Of course, criticism aside, the only problem here is veracity. Is Graf telling the truth? Or, if not wittingly lying, then taking facts and extending them like strudel dough to come up with his (now not so fantastic) claim.

“Tell me, Mr. Graf, do you go around telling everyone that you’re K’s son?”

“No. Not everyone. But if I find a K lover, like you, I certainly do not hold back from sharing the news.”

“I mean, are you known in Prague as the man who goes around saying he’s K’s son?”

“I don’t know what reputation I have in this city. I do not have, how do you call it, a relations public consultant. As for the phrase ‘goes around saying,’ I would heartily disagree with it…. Here, let me show you something.”

Graf rolled up the left sleeve of his sweater and then the sleeve of his shirt.

“See? Near where the arm bends, this dark brown birthmark. That’s another sign. And another one just to the left of the navel.”

But I laughed. I couldn’t help laughing. I felt like Yossi golem and the shamesh who laughed at me. But now I was doing the laughing.

“So what does that prove?”

“You know in fairy tales and folk stories, the birthmark proves a baby is prince or princess.”

“I still don’t understand. In the stories the baby has the same birthmark as the king or queen. How is your birthmark connected?”

“K had same birthmark.”

“How do you know?”

“I know.”

This conversation, although absurd, was being filmed, recorded. What a delicious bonus for my documentary!

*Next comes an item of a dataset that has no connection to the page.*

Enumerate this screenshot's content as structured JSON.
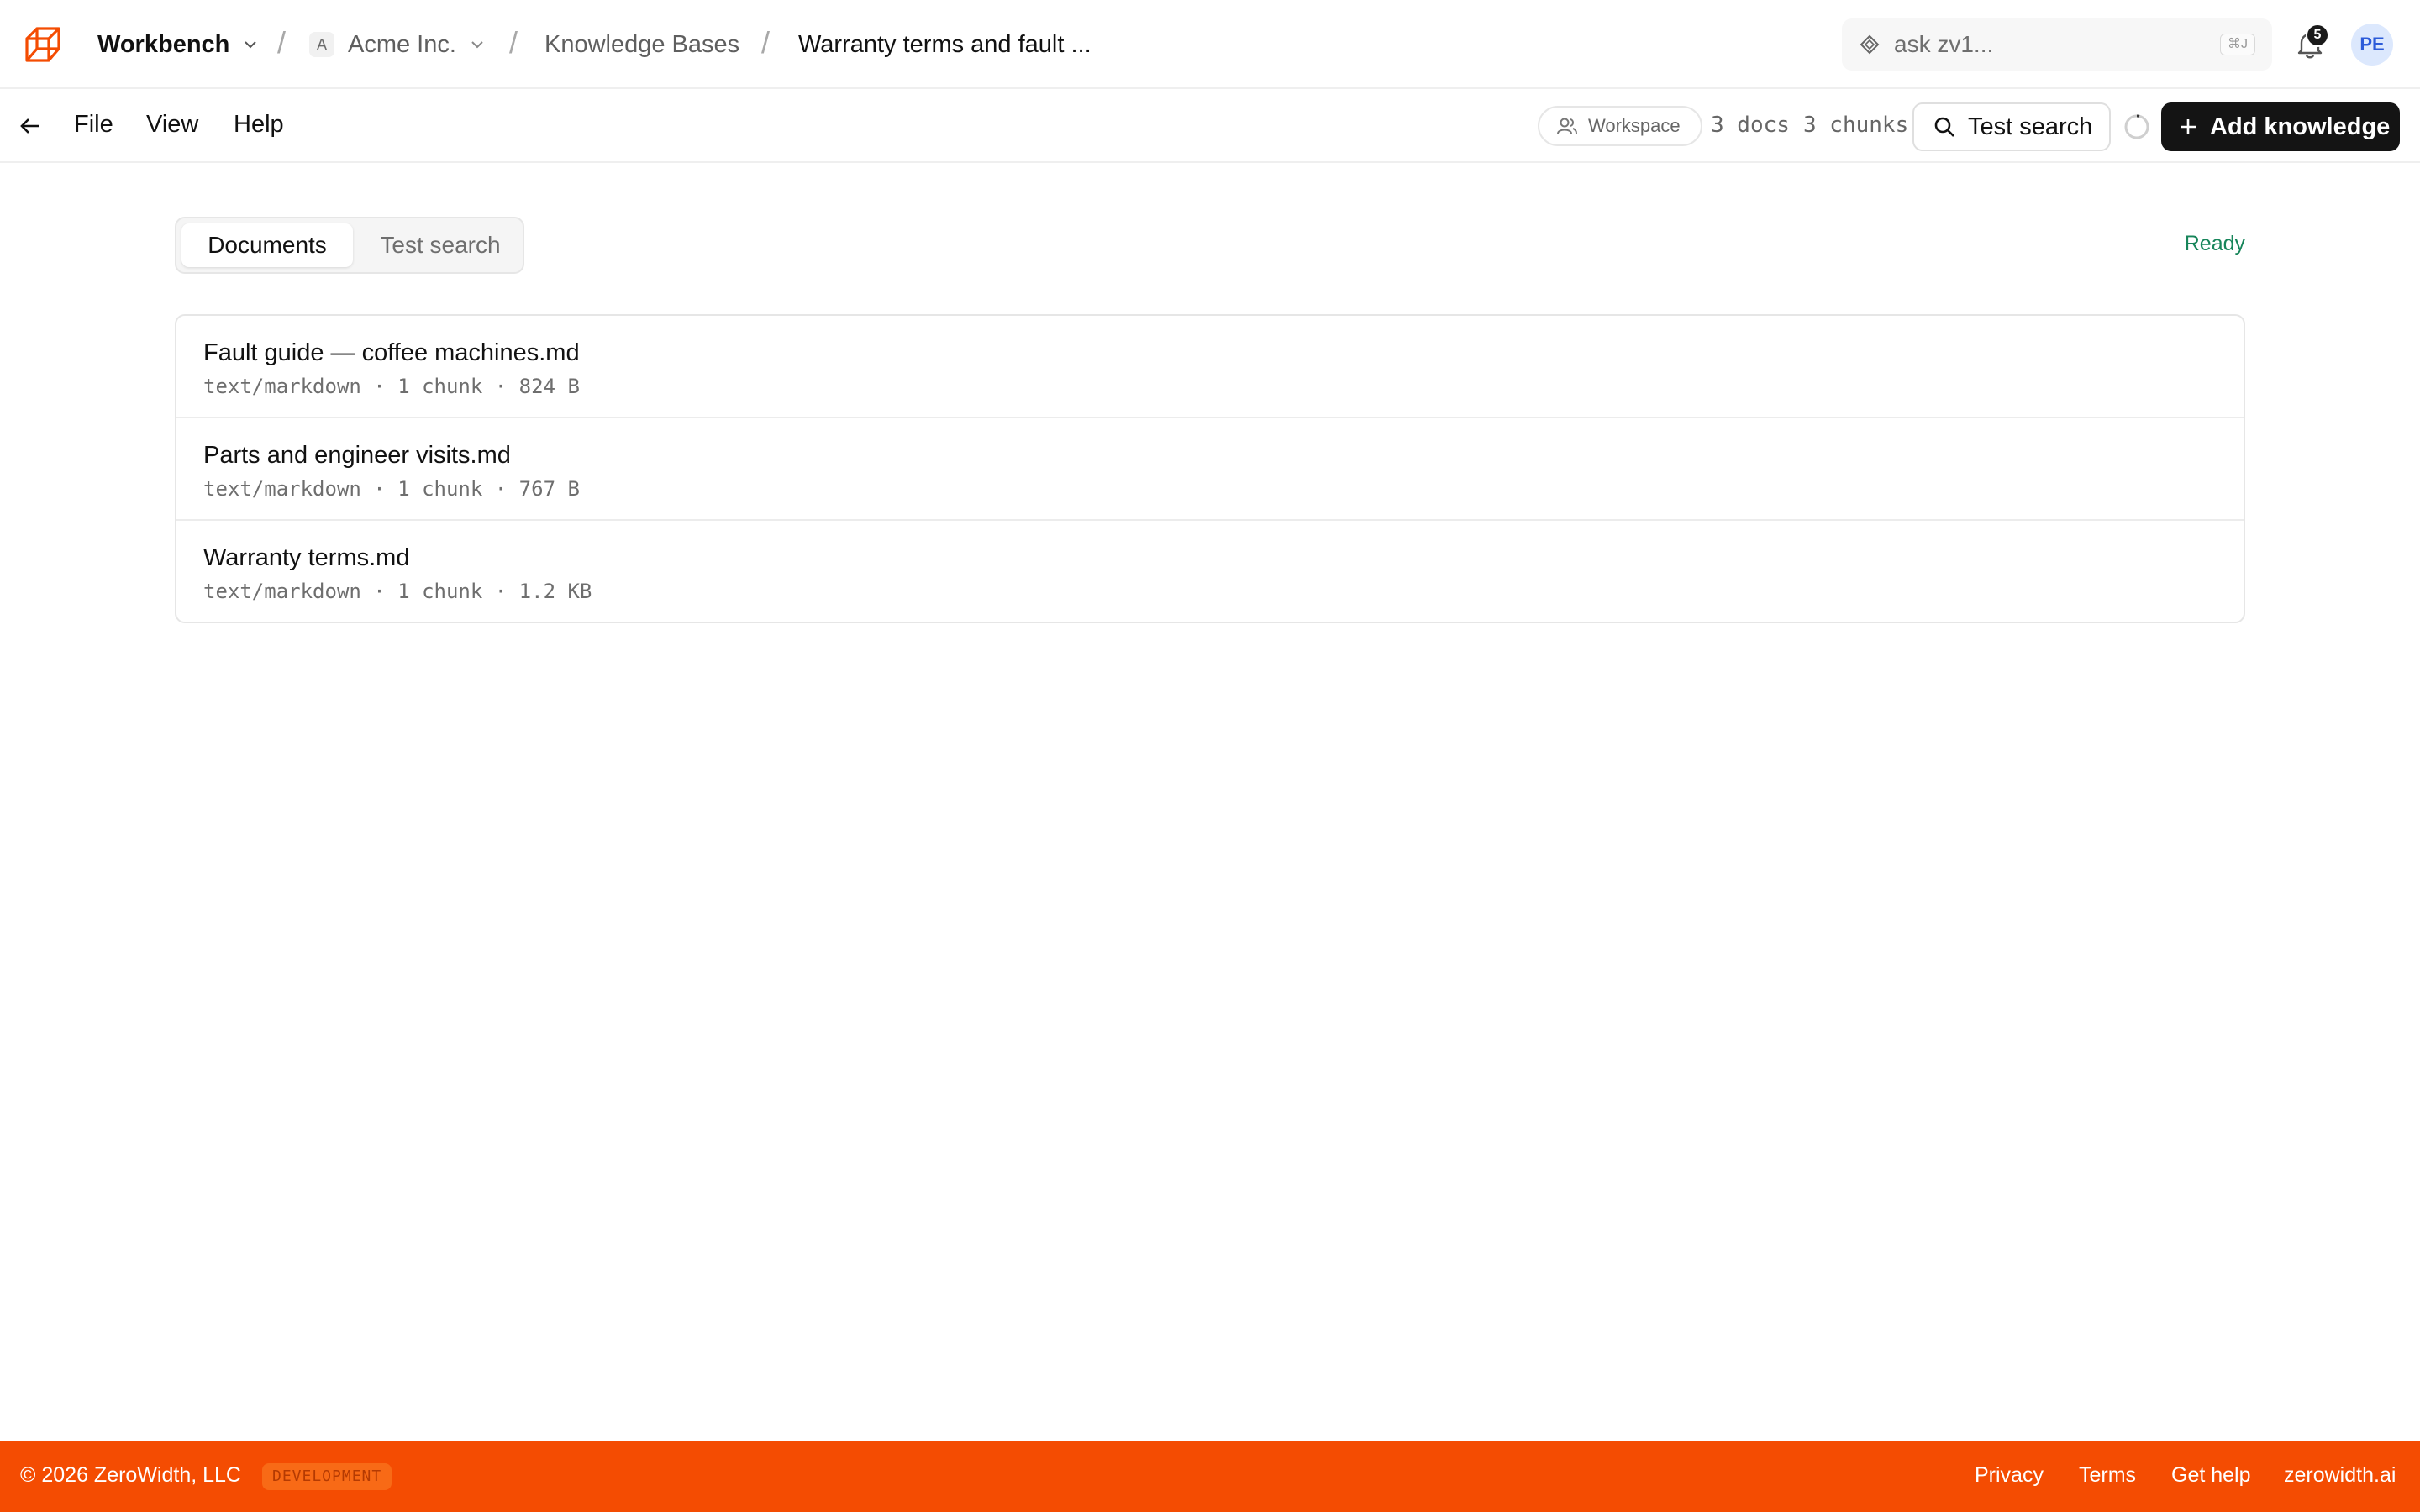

“Do you have a photo of K bare-armed? I’ve never seen a photo of K without a suit jacket on.”

“So I was told.”

“Is it documented anywhere?”

“Yes.”

“Okay. Where?”

“In oral tradition.”

I shut the camera. I thanked Graf heartily for letting me talk to him. And then I remembered his mother, the nurse Miriam. And I started filming again.

“Did K ever see your mother again? Acknowledge the baby? Take responsibility?”

Graf looked at me, astounded.

“But he died! What are you talking about? Your question would be valid for a man who lived on and did not acknowledge his paternity.”

I shook my head. “Of course, you’re right. I was so engrossed with your fascinating tale that I forgot the facts.”

“When can I see the film?”

“Actually, I’ve just begun. It will take a while, but when it is finished you will surely get a copy.”

28. The Eulogy

“The funeral, you say? Yes, the funeral. At my own funeral, I maintained my stoop. My Van Dyke beard and mustache, of course, were fully grown. I made sure to show my bared, closely cropped head of hair that I covered with a dark blue beret, the one I’ve been wearing for decades, for almost seventy years.”